[clearview-discuss] FMA/networking post-UV

Mike Shapiro Tue, 19 Feb 2008 23:28:50 -0800

On Wed, Feb 20, 2008 at 12:35:06AM -0500, Peter Memishian wrote:
> 
> Mike/Cindi,
> 
> As you may recall, one of the problems with "style 2" DLPI datalinks is
> that opening them bypasses the FMA I/O retire checks in spec_open() (since
> the kernel doesn't know what piece of hardware is actually being accessed
> until the DL_ATTACH_REQ is done).
> 
> However, the /dev/net directory introduced by the recent Clearview UV
> putback consists only of "style 1" DLPI links, which the spec_open()
> checks correctly catch, causing ENXIO to be returned.  Since all libdlpi
> applications check /dev/net first, these style-1 links are now preferred.
> >From a RAS standpoint, this is a marked improvement.  However, we've
> already encountered a handful of systems with a network device that
> apparently mostly worked (even though FMA had retired it) which failed to
> open with ENXIO after upgrading to the UV bits.  Of course, once the user
> runs "fmadm faulty", everything falls into place -- but to most, the
> connection between the ENXIO error and FMA may not occur (especially since
> FMA may have done the retire months ago).  I fear this will lead to
> support calls and frustration.
> 
> As such, I had a few points I wanted your input on:
> 
>       1. Has there been any discussion of a new errno for this case?
>          If we had a new errno, such as ERETIRED or EFAULTED, API
>          consumers could differentiate this case if appropriate, and
>          moreover strerror() could say something more helpful than "No
>          such device or address".


Not generally due to the long-standing murky issue of whether
adding new Solaris specific errno values is a thing we do or not.
But personally I have no issue with that.  Another approach would
be just to have dladm deal with it -- i.e. if it gets ENXIO then
make additional calls to realize something is faulty as opposed
to unattached.  It is already the case that ENXIO is overloaded:
e.g. driver failed to attach versus nothing actually there.
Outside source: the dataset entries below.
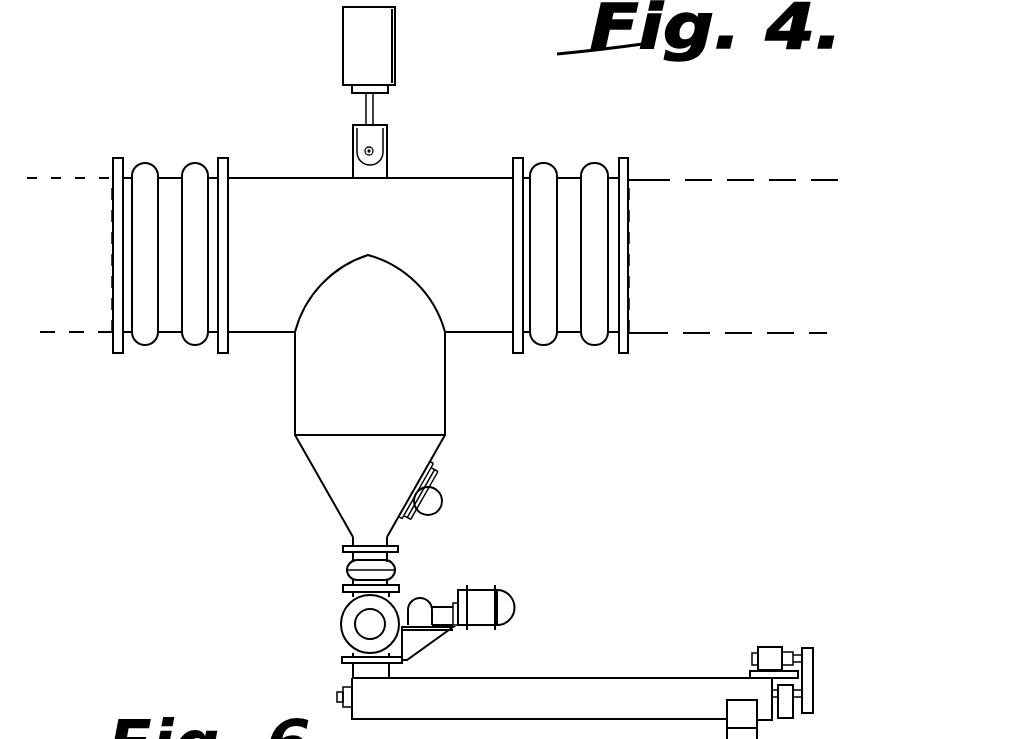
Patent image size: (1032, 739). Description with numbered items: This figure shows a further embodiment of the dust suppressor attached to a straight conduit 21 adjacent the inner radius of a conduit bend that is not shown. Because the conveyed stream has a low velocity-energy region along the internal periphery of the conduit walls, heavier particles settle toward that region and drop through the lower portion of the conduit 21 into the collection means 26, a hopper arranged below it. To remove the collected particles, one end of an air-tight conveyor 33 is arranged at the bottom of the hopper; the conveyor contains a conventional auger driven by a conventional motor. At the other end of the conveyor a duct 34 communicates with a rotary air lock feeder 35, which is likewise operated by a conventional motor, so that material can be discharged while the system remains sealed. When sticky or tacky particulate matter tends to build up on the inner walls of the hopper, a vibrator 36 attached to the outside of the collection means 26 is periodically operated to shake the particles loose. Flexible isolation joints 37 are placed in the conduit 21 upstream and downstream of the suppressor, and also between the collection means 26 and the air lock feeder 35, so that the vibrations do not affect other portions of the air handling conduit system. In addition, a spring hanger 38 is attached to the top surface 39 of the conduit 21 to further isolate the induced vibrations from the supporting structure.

The straight conduit 21 is at (465, 178).
The collection means 26 is at (306, 468).
The air-tight conveyor 33 is at (575, 678).
The duct 34 is at (345, 590).
The rotary air lock feeder 35 is at (347, 623).
The vibrator 36 is at (436, 498).
The flexible isolation joints 37 is at (197, 345).
The spring hanger 38 is at (388, 63).
The top surface 39 is at (320, 178).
>       2. It seems uneven to have retired networking hardware but not
>          have anything reported by dladm -- minimally, I'd think it
>          appropriate for show-phys to report this, and (given the
>          severity) maybe show-link as well.  (However, I don't want
>          dladm to impinge on fmadm's duties.)

It's always a good thing for participating subsystems to report
enriched fault status for their resources, since by definition such
reporting can always be somewhat more useful and better than the
generic FMA view.  The key is to make it connect to the FMA output
(e.g. msgid values).  Examples of this today include svcs -x
and zpool status -x.  Making dladm do same would be a good thing.
 
>       3. It worries me that in all the cases we've seen thus far, the
>          fault was "repaired" and never seen again.  Is this common, or
>          is this indicative of bugs in our fault detection code?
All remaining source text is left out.